In contrast, rather than gamble on longshots a year from now in the 2019 draft, the team opted to add the following to its arsenal:

  • One of the best pass blocking tight ends in the NFL in Ed Dickson,
  • A SAM linebacker who is very good in pass coverage in Barkevious Mingo,
  • An above average pass rushing defensive tackle who can disrupt the pocket from the middle in Tom Johnson,
  • A middle clogging run stopping defensive tackle with run stopping stats comparable to Jarran Reed in Shamar Stephen,
  • A blazing fast wide receiver with good size who can contribute materially on special teams in Jaron Brown and
  • A massive man beast of a right guard who is a mauler in run blocking in D.J. Fluker.

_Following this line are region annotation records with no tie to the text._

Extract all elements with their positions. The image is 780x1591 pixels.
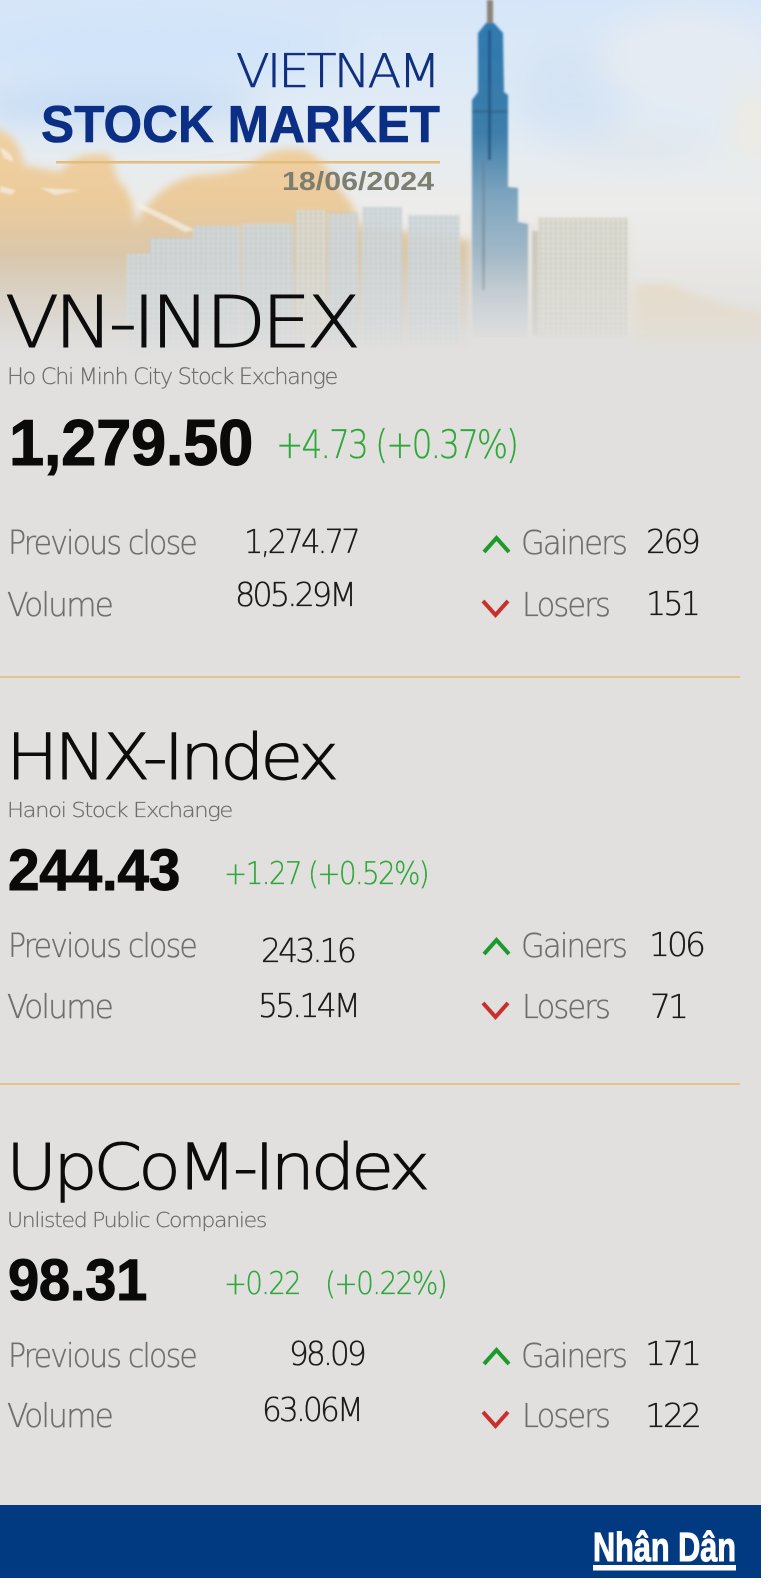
index change: +4.73 (+0.37%) — [276, 423, 517, 468]
icon: gainers arrow — [484, 1350, 509, 1364]
losers value: 151 — [646, 584, 698, 623]
icon: gainers arrow — [484, 538, 509, 552]
losers value: 122 — [645, 1396, 699, 1435]
title: VIETNAM — [236, 44, 438, 98]
index value: 1,279.50 — [9, 406, 253, 479]
volume label: Volume — [7, 987, 112, 1026]
heading: UpCoM-Index: UpCoM-Index — [6, 1131, 427, 1204]
clouds — [0, 126, 761, 337]
heading: HNX-Index: HNX-Index — [6, 721, 336, 794]
tower — [472, 0, 528, 337]
volume value: 63.06M — [262, 1390, 361, 1429]
exchange name: Hanoi Stock Exchange — [7, 798, 232, 822]
volume label: Volume — [7, 1396, 112, 1435]
volume label: Volume — [7, 585, 112, 624]
icon: losers arrow — [483, 1003, 508, 1017]
losers label: Losers — [522, 1396, 609, 1435]
icon: gainers arrow — [484, 940, 509, 954]
gainers value: 106 — [649, 925, 704, 964]
logo: Nhân Dân: Nhân Dân — [593, 1524, 736, 1570]
panel: UpCoM-Index — [6, 1131, 699, 1435]
gainers value: 269 — [646, 522, 699, 561]
gainers label: Gainers — [521, 1336, 626, 1375]
heading: VN-INDEX: VN-INDEX — [5, 281, 357, 364]
footer bar — [0, 1505, 761, 1578]
icon: losers arrow — [483, 1412, 508, 1426]
index change: +0.22 — [224, 1266, 300, 1302]
previous close label: Previous close — [8, 523, 196, 562]
icon: losers arrow — [483, 601, 508, 615]
losers value: 71 — [650, 987, 686, 1026]
cloud highlights — [0, 148, 195, 232]
previous close label: Previous close — [8, 1336, 196, 1375]
index change: +1.27 (+0.52%) — [224, 856, 428, 892]
date: 18/06/2024 — [282, 166, 435, 196]
gainers value: 171 — [645, 1334, 699, 1373]
exchange name: Ho Chi Minh City Stock Exchange — [7, 365, 337, 390]
index change: (+0.22%) — [325, 1266, 446, 1302]
volume value: 805.29M — [235, 575, 354, 614]
previous close label: Previous close — [8, 926, 196, 965]
gainers label: Gainers — [521, 523, 626, 562]
previous close value: 1,274.77 — [244, 522, 358, 561]
volume value: 55.14M — [258, 986, 358, 1025]
previous close value: 98.09 — [289, 1334, 365, 1373]
losers label: Losers — [522, 585, 609, 624]
gainers label: Gainers — [521, 926, 626, 965]
date line — [56, 161, 440, 164]
buildings — [126, 206, 628, 335]
exchange name: Unlisted Public Companies — [7, 1208, 266, 1232]
index change — [224, 1266, 446, 1302]
panel: VN-INDEX — [5, 281, 699, 624]
title — [41, 44, 440, 154]
header photo: sky, clouds and skyline — [0, 0, 761, 336]
previous close value: 243.16 — [261, 931, 355, 970]
title: STOCK MARKET — [41, 96, 440, 154]
index value: 98.31 — [8, 1248, 147, 1313]
losers label: Losers — [522, 987, 609, 1026]
index value: 244.43 — [8, 838, 180, 903]
panel: HNX-Index — [6, 721, 704, 1026]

None of those are All Pros or Pro Bowlers, but they are all experienced veterans. All of them have proven they can play in the NFL in specific roles, and all of those are roles where the Seahawks have holes. So, what Seattle did during the first few weeks of free agency was to decide it was more important to fill those empty holes with players who have proven they can contribute in the NFL rather than wait for some lottery tickets next spring. In addition, there is still plenty of time for many of the free agents the Hawks have not retained to end up with another team. I mean, even Blair Walsh got a look from his hometown team last week.

Getting back to the draft, while the bust rate has only increased from the third round, the savings on the contracts are minimal. Once the rookie wage scale hits the third round, it’s already starting to get pretty close to the league minimum, and there’s not a lot of meat left to take off the bone. Here’s how fourth and fifth round contracts compare to those of the Day 1 and Day 2 picks.

One of the biggest things to note with the fourth and fifth round contracts is that the guarantees are absolutely minimal compared to the earlier rounds. Players taken at the top of the first get fully guaranteed four year contracts, so that pick at 1.1 is getting $32.816M over the next four years as long as he doesn’t do something stupid and get suspended by the league. It doesn’t matter if the top overall pick is JaMarcus Russell or Cam Newton, that money is fully guaranteed and the player is getting every last penny of it. In contrast, those fourth and fifth round contracts have a few hundred thousand in signing bonus guaranteed and that’s all.

As I’ve noted in earlier pieces, we’ll dig more into the guarantees after we’ve looked at the success rates for all seven rounds, but it’s just another piece of the puzzle to keep in mind.